Nasser Al Attiyah stage 3 winner

Image: FRANCK FIFE / AFP

Glyn Hall: Next year can be a tough challenge.

"After thirty years of discovering the beauty of Africa and a decade of adventure exploring the spectacular landscape of South America, a new chapter in the history of Dakar will be written as the world's biggest rally makes its Middle East debut in Saudi Arabia."

So read the statement from the Amaury Sports Organisation (ASO) announcing that the iconic rally-raid will leave South America to start a new era in the Middle East from 2020 after signing a five-year deal with Saudi Arabia.

This means the knights of the Dakar will now exchange the monster dunes and fine sand of the Atacama – the second-oldest desert after the Namib – for the fifth largest desert in the world, and the largest in Asia.

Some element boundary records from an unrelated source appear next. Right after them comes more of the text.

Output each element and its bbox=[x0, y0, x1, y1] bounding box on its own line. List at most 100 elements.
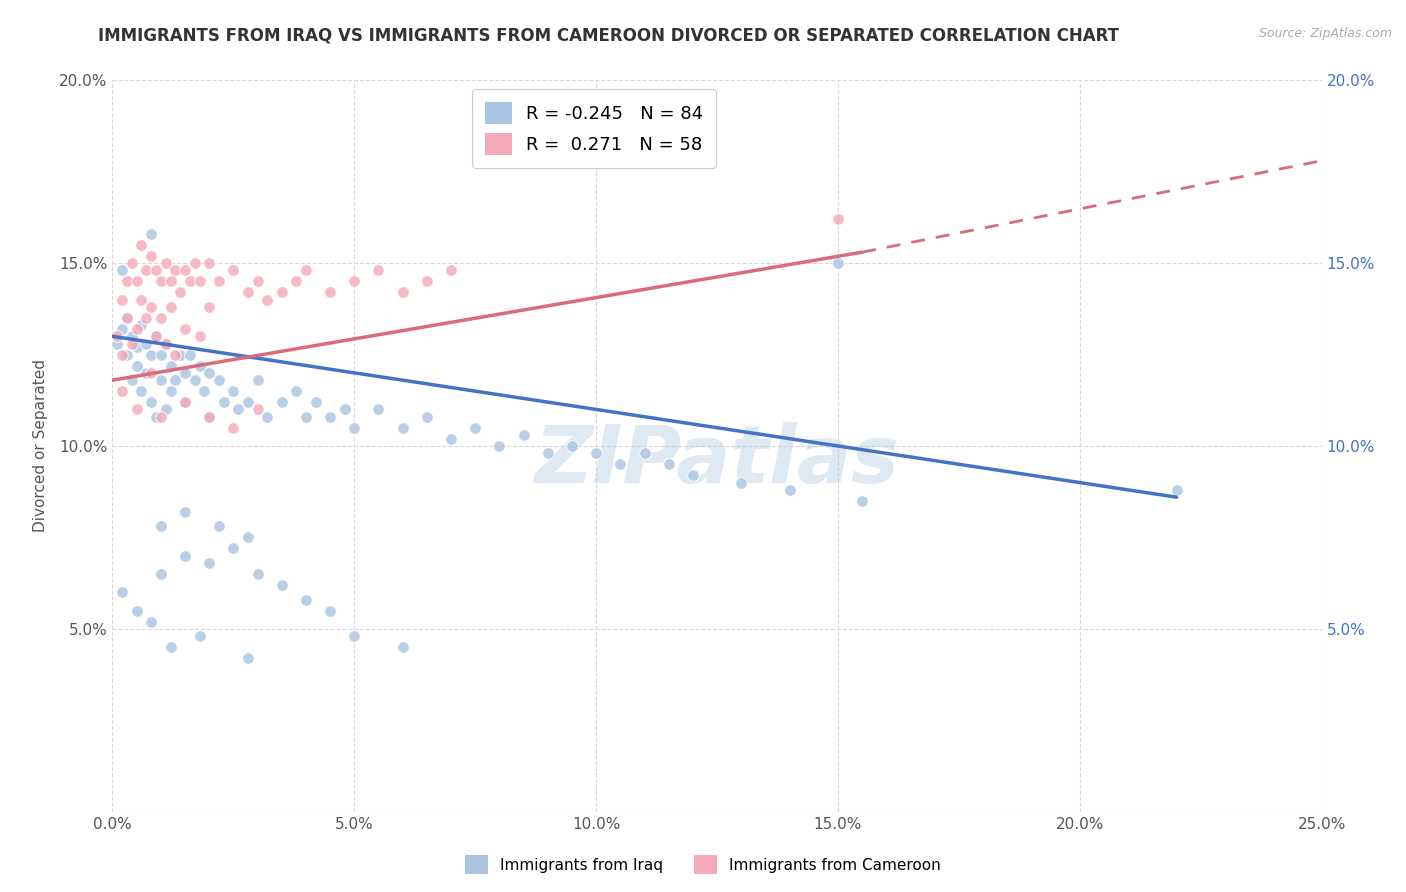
Point bbox=[155, 336, 177, 351]
Point bbox=[149, 519, 172, 533]
Point bbox=[111, 322, 134, 336]
Point bbox=[159, 384, 181, 398]
Point bbox=[125, 322, 148, 336]
Point bbox=[246, 373, 269, 387]
Point bbox=[174, 366, 197, 380]
Point bbox=[115, 310, 138, 325]
Point bbox=[585, 153, 607, 168]
Legend: R = -0.245   N = 84, R =  0.271   N = 58: R = -0.245 N = 84, R = 0.271 N = 58 bbox=[472, 89, 716, 168]
Point bbox=[193, 384, 215, 398]
Point bbox=[416, 409, 439, 424]
Point bbox=[319, 285, 342, 300]
Point bbox=[1166, 483, 1188, 497]
Point bbox=[105, 336, 128, 351]
Point bbox=[222, 384, 245, 398]
Point bbox=[159, 640, 181, 655]
Point bbox=[236, 530, 259, 544]
Point bbox=[111, 585, 134, 599]
Point bbox=[236, 395, 259, 409]
Point bbox=[111, 347, 134, 362]
Text: IMMIGRANTS FROM IRAQ VS IMMIGRANTS FROM CAMEROON DIVORCED OR SEPARATED CORRELATI: IMMIGRANTS FROM IRAQ VS IMMIGRANTS FROM … bbox=[98, 27, 1119, 45]
Point bbox=[333, 402, 356, 417]
Point bbox=[165, 373, 187, 387]
Point bbox=[141, 347, 163, 362]
Point bbox=[295, 409, 318, 424]
Point bbox=[198, 556, 221, 570]
Point bbox=[125, 603, 148, 617]
Point bbox=[125, 359, 148, 373]
Point bbox=[730, 475, 752, 490]
Y-axis label: Divorced or Separated: Divorced or Separated bbox=[34, 359, 48, 533]
Point bbox=[488, 439, 510, 453]
Point bbox=[121, 329, 143, 343]
Point bbox=[145, 329, 167, 343]
Point bbox=[131, 318, 153, 333]
Point bbox=[585, 446, 607, 460]
Point bbox=[155, 336, 177, 351]
Point bbox=[658, 457, 681, 471]
Point bbox=[198, 300, 221, 314]
Point bbox=[256, 293, 278, 307]
Point bbox=[149, 275, 172, 289]
Point bbox=[145, 263, 167, 277]
Point bbox=[236, 285, 259, 300]
Point bbox=[169, 347, 191, 362]
Point bbox=[319, 603, 342, 617]
Point bbox=[295, 592, 318, 607]
Point bbox=[155, 256, 177, 270]
Point bbox=[159, 300, 181, 314]
Point bbox=[111, 384, 134, 398]
Point bbox=[125, 340, 148, 354]
Point bbox=[222, 541, 245, 556]
Point bbox=[827, 256, 849, 270]
Point bbox=[208, 275, 231, 289]
Point bbox=[391, 421, 413, 435]
Point bbox=[121, 373, 143, 387]
Point bbox=[256, 409, 278, 424]
Point bbox=[174, 395, 197, 409]
Point bbox=[343, 629, 366, 643]
Point bbox=[246, 567, 269, 582]
Point bbox=[159, 359, 181, 373]
Point bbox=[183, 373, 205, 387]
Point bbox=[827, 212, 849, 227]
Point bbox=[304, 395, 326, 409]
Point bbox=[125, 402, 148, 417]
Point bbox=[179, 275, 201, 289]
Point bbox=[512, 428, 534, 442]
Point bbox=[179, 347, 201, 362]
Point bbox=[135, 263, 157, 277]
Point bbox=[111, 293, 134, 307]
Point bbox=[198, 409, 221, 424]
Point bbox=[115, 275, 138, 289]
Point bbox=[131, 238, 153, 252]
Point bbox=[270, 285, 292, 300]
Point bbox=[155, 402, 177, 417]
Point bbox=[141, 227, 163, 241]
Point bbox=[121, 336, 143, 351]
Point bbox=[149, 310, 172, 325]
Point bbox=[561, 439, 583, 453]
Point bbox=[165, 263, 187, 277]
Point bbox=[270, 578, 292, 592]
Point bbox=[222, 421, 245, 435]
Point bbox=[165, 347, 187, 362]
Point bbox=[440, 263, 463, 277]
Point bbox=[367, 263, 389, 277]
Point bbox=[174, 322, 197, 336]
Point bbox=[208, 519, 231, 533]
Point bbox=[416, 275, 439, 289]
Point bbox=[391, 640, 413, 655]
Point bbox=[285, 275, 308, 289]
Point bbox=[633, 446, 655, 460]
Point bbox=[537, 446, 560, 460]
Point bbox=[149, 373, 172, 387]
Point bbox=[141, 300, 163, 314]
Point bbox=[131, 384, 153, 398]
Point bbox=[174, 549, 197, 563]
Legend: Immigrants from Iraq, Immigrants from Cameroon: Immigrants from Iraq, Immigrants from Ca… bbox=[460, 849, 946, 880]
Point bbox=[295, 263, 318, 277]
Point bbox=[343, 421, 366, 435]
Point bbox=[149, 567, 172, 582]
Point bbox=[141, 366, 163, 380]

They will also leave the high plateaus of the Andes for the Ar-Rub'al-Khali (the Empty Quarter), one of the largest continuous bodies of sand in the world.


The world’s most famous rally raid was run in South America since 2009, a move brought about by terrorist threats in Mauritania that forced the cancellation of the 2008 event – the last in Africa.

The event enjoyed huge popularity in South America but this year’s Dakar was the first to run entirely within one country – Peru – after neighbours Chile, Ecuador and Bolivia failed to find agreement with the ASO. This forced the organisation to negotiate with countries in Southern Africa and the Middle East with Saudi Arabia, keen to attract international sporting events to the country, winning through – with next year’s rally starting from Riyadh in January.

Nasser Al Attiyah stage 3 winner

Part of a bigger plan

To secure the Dakar was a goal of Saudi Prince Abdulaziz bin Turki al-Faisal al-Saud, chairman of the Islamic kingdom's General Sports Authority, as part of Riyadh's Vision 2030 blueprint aimed at creating a "strong, thriving and stable Saudi Arabia that provides opportunity for all" by diversifying the economy.

"The vision and guidance of our leaders have made our dreams and ambitions limitless and have set the sports scene in the kingdom on a remarkable success route," he said. 

"In hosting the Dakar Rally we aim to produce an unbelievable and unforgettable experience for drivers as they discover the beauty of Saudi nature and a unique spectacle for motorsport fans not only in Saudi Arabia but also in the region and around the world," he said.

However, the decision has not been well received in all circles, and David Castera, who was appointed Dakar rally director in March, described the relocation to Saudi Arabia as "a voyage into the unknown".

Nasser Al Attiyah dakar

Into the unknown

Castera said: "By going to Saudi Arabia, it is of course that aspect that fascinates me. I am convinced that such a feeling will be shared by all the riders, drivers and co-pilots. As the director of the event it is a massive challenge to be faced with a blank page with limitless possibilities.

"It is a real pleasure to have to create a race in such monumental geography and proper one to the most daring routes. There is a great variety to choose from. The sport, the navigation, surpassing oneself, will obviously be magnified in these territories made for rally raids."

On the possibility of the Dakar going to Saudi Arabia, this year’s winner Nasser Al-Attiyah from the Toyota Gazoo Racing South Africa team told Motorsport.com he was very happy to have the Dakar in his region.

"We love South America, the people there, the incredible countries they have, but we have to respect the decisions of the organisers. Like when we changed from Africa to South America, we were not happy, we wanted to continue (in Africa) but we quickly adapted to South America,” he said.

While there are question marks around how Saudi Arabia will handle the arrival of hundreds of foreigners, as well as female competitors, team members, organisers and journalists, Al-Attiyah believes the region will deliver by putting "sport above politics".

The challenges

Glyn Hall, team manager of Toyota Gazoo Racing, the team that won this year’s Dakar, believes a race in Saudi Arabia will bring its own unique challenges: 

"The terrain will be good, with a mix of hard gravel and sand with big dunes, but logistics and close support will be much harder in the Saudi desert," he said. "The logistics to go to Saudi may well be easier and Nasser (Al-Attiyah) thinks our Hilux will work well in the conditions.

“However, the night temperatures will be much lower than in South America, so we will have to consider this for the team and the mechanics. We also may have to consider the specifications of our assistance vehicles, as the terrain could be harder for them.”

He also mentioned that while the race may be more like the old Dakar events in Africa, there will be many other things to consider, including the culture of the people outside of the cities.   

"On the positive side, the race could now attract more competitors as its location to Europe and South Africa is better, and television broadcasts should also be better as it will now be same-day broadcasts," he said.

More detail on the upcoming odyssey, with competitors having to surmount the challenges of the Dakar for 13 Arabian nights, will be revealed by the ASO on 25 April in Al-Qiddiya, near Riyadh.